I’m currently trying to make a bowl with water in it. So I cut off the top of a sphere, put another sphere on top of it and scaled it a little down, took a cube and set it all up (fluid domain, fluid and fluid obstacle). After baking I got this (around frame 100):



So why does the fluid don’t flow into the bowl?

I assume the game is for us the guess all the fluid settings you have set for the fluid, domain and all obstacles rather than just supply a link to your .blend file we could just look at.

Check the object face normals are pointing in the correct direction.
Apply scale to all objects
Does the fluid go through the obstacle or pours over the top of it (check if obstacle is set to a volume or shell
Vary domain resolution (also set to show the final resolution and not the draft resolution)

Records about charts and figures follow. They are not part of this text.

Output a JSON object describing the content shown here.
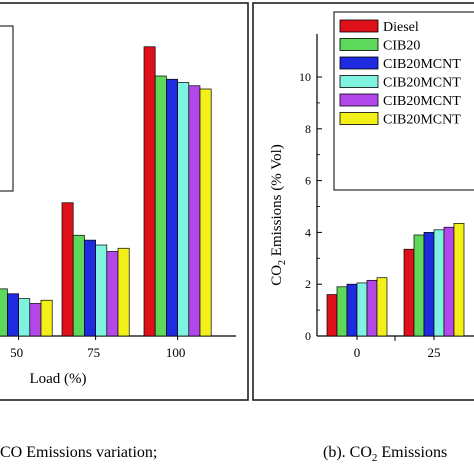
{
  "colors": {
    "series": [
      "#e0101a",
      "#5ed85a",
      "#1f2be0",
      "#7ff2e0",
      "#b348ea",
      "#f2f018"
    ],
    "frame": "#1f1f1f",
    "divider": "#555555"
  },
  "captions": {
    "left": "CO Emissions variation;",
    "right_prefix": "(b). CO",
    "right_sub": "2",
    "right_suffix": " Emissions"
  },
  "chart_data": [
    {
      "type": "bar",
      "categories": [
        "50",
        "75",
        "100"
      ],
      "xlabel": "Load (%)",
      "ylabel": "",
      "ylim": [
        0,
        10
      ],
      "legend": "top-left",
      "series": [
        {
          "name": "",
          "values": [
            1.85,
            4.1,
            8.9
          ]
        },
        {
          "name": "",
          "values": [
            1.45,
            3.1,
            8.0
          ]
        },
        {
          "name": "",
          "values": [
            1.3,
            2.95,
            7.9
          ]
        },
        {
          "name": "",
          "values": [
            1.15,
            2.8,
            7.8
          ]
        },
        {
          "name": "",
          "values": [
            1.0,
            2.6,
            7.7
          ]
        },
        {
          "name": "",
          "values": [
            1.1,
            2.7,
            7.6
          ]
        }
      ]
    },
    {
      "type": "bar",
      "categories": [
        "0",
        "25"
      ],
      "xlabel": "",
      "ylabel_main": "CO",
      "ylabel_sub": "2",
      "ylabel_rest": " Emissions (% Vol)",
      "yticks": [
        "0",
        "2",
        "4",
        "6",
        "8",
        "10"
      ],
      "ylim": [
        0,
        11.5
      ],
      "legend": "top-left",
      "series": [
        {
          "name": "Diesel",
          "values": [
            1.6,
            3.35
          ]
        },
        {
          "name": "CIB20",
          "values": [
            1.9,
            3.9
          ]
        },
        {
          "name": "CIB20MCNT",
          "values": [
            2.0,
            4.0
          ]
        },
        {
          "name": "CIB20MCNT",
          "values": [
            2.05,
            4.1
          ]
        },
        {
          "name": "CIB20MCNT",
          "values": [
            2.15,
            4.2
          ]
        },
        {
          "name": "CIB20MCNT",
          "values": [
            2.25,
            4.35
          ]
        }
      ]
    }
  ]
}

So I guessed it on my own, I had to turn the Volume Initialization type from the bowl to shell but thank you for answering :slight_smile:

I have a similar question - in my case the fluid penetrates the thin walls during splash regardless of whether I use only the walls I mean or add a different, thicker mesh. Resolution is at 200 already, I don’t think I want to go too high on that. To avoid making a new thread I put it here.

http://pasteall.org/blend/index.php?id=47836

If you are having trouble with fluid passing through thin walls during a fluid simulation then you can disable “Remove air bubbles” in the Fluid Boundary settings for your Domain object.

If you are rendering an opaque object, such as a coffee mug, then no further steps should be required.

If you are rendering a transparent object, then it is possible that you will also need to increase your Resolution settings, otherwise you will indeed have “air bubbles” in your render. The “remove air bubbles” setting is a great idea, but unfortunately it seems to work very poorly.

The below image has “remove air bubbles” turned off and Final resolution set to 32. You can clearly see the air pockets (the interior of the cup is just a slightly curved cylinder, not that weird shape).

I’ve done a few tests with this scene, and the air pockets remain all the way up to 128 resolution, but they are barely noticeable. At 256 resolution, they are not noticeable, but fluid simulation is very slow.

This may have something to do with how many times my cup has been subdivided. My guess is that the air bubbles go away once the surface geometry of the water is smaller than the surface geometry of the interior of the cup. That’s just a guess though, and I have not tested it.